Starting from our nice hostel (with a funny name The Cat’s Pajamas) situated on the border of Kreuzberg and Neukölln…
…we crossed the river Spree (it was so windy on the bridge and yet almost every arch had a homeless dweller in a sleeping bag)…
…and arrived in Friedrichshain where we first of all stumbled upon an indie-looking place full of graffiti and bikes which did not appear particularly… clean. We walked out of it into the more family-friendly looking streets…
…where we had some quality foodie time at the local market with amazingly looking vegetables and cheese from all over Europe. As you can imagine, I really liked walking in the residential areas of Berlin.

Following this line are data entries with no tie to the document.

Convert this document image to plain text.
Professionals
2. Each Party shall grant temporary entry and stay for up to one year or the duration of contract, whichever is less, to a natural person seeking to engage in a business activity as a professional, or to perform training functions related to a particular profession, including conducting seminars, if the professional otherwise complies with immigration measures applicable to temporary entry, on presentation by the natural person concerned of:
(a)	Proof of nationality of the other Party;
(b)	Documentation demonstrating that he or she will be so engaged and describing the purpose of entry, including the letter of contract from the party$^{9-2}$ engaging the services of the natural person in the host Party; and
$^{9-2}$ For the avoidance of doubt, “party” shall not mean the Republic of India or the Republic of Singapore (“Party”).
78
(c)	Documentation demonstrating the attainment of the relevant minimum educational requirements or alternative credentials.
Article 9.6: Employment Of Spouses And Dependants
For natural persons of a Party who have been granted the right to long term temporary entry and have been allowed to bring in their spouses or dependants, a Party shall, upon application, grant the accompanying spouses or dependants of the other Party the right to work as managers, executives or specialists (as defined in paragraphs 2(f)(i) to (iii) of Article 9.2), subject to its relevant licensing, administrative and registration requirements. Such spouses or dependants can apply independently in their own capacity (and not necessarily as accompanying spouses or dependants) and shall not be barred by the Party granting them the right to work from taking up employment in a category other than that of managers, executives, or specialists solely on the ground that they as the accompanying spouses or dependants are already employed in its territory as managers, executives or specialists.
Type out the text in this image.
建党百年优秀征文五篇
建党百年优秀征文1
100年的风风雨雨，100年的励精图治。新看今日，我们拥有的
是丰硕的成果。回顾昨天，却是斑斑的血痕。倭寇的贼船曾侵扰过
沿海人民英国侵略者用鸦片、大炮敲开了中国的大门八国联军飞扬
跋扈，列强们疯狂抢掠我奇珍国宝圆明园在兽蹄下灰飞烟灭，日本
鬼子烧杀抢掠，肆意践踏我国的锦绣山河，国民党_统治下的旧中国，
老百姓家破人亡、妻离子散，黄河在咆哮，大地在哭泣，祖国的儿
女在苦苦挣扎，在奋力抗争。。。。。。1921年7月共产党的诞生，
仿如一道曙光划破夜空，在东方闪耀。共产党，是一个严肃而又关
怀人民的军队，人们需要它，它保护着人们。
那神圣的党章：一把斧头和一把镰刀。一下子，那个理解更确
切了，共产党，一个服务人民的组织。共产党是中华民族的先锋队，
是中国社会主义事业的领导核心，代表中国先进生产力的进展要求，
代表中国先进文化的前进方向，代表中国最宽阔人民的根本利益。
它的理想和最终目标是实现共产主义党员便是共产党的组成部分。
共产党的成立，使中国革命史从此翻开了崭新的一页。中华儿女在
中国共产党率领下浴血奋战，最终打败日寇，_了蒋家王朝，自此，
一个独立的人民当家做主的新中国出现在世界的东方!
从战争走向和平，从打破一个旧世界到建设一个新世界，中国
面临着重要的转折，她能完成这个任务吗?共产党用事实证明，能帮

Then we hurried up to the indie cinema hall where they were still screening that new documentary about the Beatles’ touring years but first got a little bit confused when we read “this is not cinema” across the wall of the – presumed – cinema hall building:
We liked the film and got almost as excited as all those crazy kids shouting their lungs out at the Beatles’ concerts. There was also several photos and some footage that I had not seen before. We left the calm districts of Berlin after that to get to the touristy center, stopping on our way for yet another bowl of lentil and spinach soup (which was really good!).
And then we saw the wall
and a lovely sunset over the ultramodern parts of Berlin while walking away from the crowds:
On our last day there was sun and there was quite a bit of walking before we headed off to the airport. We visited several parks gorgeously decadent under their – mostly – yellow veils and got to the Tempelhof field which used to be Berlin’s airport and now is something like a space run by people who won it back and did not let it be occupied by new commercial and residential estates. It has this communal garden with a beehive right there in the middle of the field where we wondered looking at how things can be recycled in a fun way (although I guess in several years all this stuff will look a bit miserable as it already starts to disintegrate).
The rest of the field is taken over by joggers, cyclists, running dogs (!), refugee camp activities, etc etc. The ex-airport building (soooo long!) is occupied by the German police and military, as I found out. Gosh was it windy out there but also so sunny!
The third day really helped me catch that spirit of Berlin which makes it so special. When in Berlin, drop the entire business of trying to fit it into the usual frame of European cities. It will disappoint you this way. But if you just relax and stop demanding and expecting too much it will not disappoint you. Especially if you enhance your experience with local markets, curious cafes and parks, and all that with a very good company, you do start to like Berlin.
Adding this post to the Travel series.